The digital world makes it possible for us to find every bit of information we’ve ever wanted. This, of course, is all down to the power of the Internet.
The internet is this vast digital space that hosts more than 2 billion websites and more than 5 billion pages. In the early stages, the internet was such an opportunity that it took it just 4 years to muster 50 million users while nowadays the internet has more users than half of the world population, 4 billion to be precise.
The internet you all know and love is called the “Surface Web” and it accounts for just 4% of the entire internet, while the remaining 96% of WWW content is the “Deep Web”.
Each of these can be used to find information on almost any subject you could ever imagine. The internet can be used for a lot of things, but the predominant use is to easily access data and information.
In this article, we are going to discuss Public Data, and what can you learn from it.

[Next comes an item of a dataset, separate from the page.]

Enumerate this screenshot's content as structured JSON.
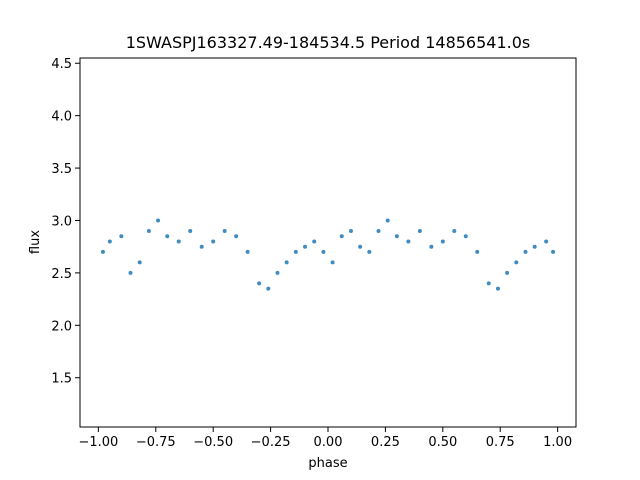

What is Public Data? What is Open Data?
Public data refers to information that can be used freely, reused freely, and redistributed freely amongst any person who doesn’t have any legal restrictions on its usage.
In the enterprise world, public data consist of any information that the company has classified as available to its employees and any individual entities of the corporation. Examples of this would be job descriptions, press releases, marketing materials, etc.
However, the growing and rising issue surrounding net neutrality have caused a heated debate regarding the freedom to use public data. It opened debates regarding who can use it, and for what purposes.
According to PublicDataUSA, a website that you can use to search public data, data should be available online to anyone, in a structured format with lots of denotation and context.
Simply said, public data is all the data in the public domain. There is another sub-part of that, which is called open data. Open data is part of the public data and it is a structured and well-maintained data that is open to anyone and anywhere.
Additionally, open data is free, machine-readable, and openly licensed.
Public data is not free, although there are free services that offer it. However, it holds information that can be only accessed via the Freedom of information Act (FOIA) request.
While public data should be classified as information open to the public, that is simply not the case. Submitting an FOIA request can take up to months to even get a response. Datasheets from a lot of government agencies may be part of the public data pool, but that information is certainly not open to the everyone.
Public data can be any piece of information from people search, voter registration, property registration, white house visitors, vehicle sales records, business listings, corporate registration, campaign contributors, registered agents, US Customs data, public directory listings, and financial cases, amongst others.
There are public data services out there that help you reunite with a lost family member, or a lover, through people search which consist of public data. This can be used for many things, but the things that aren’t meant to be used is for screening employees, stalking or spying, and identity theft.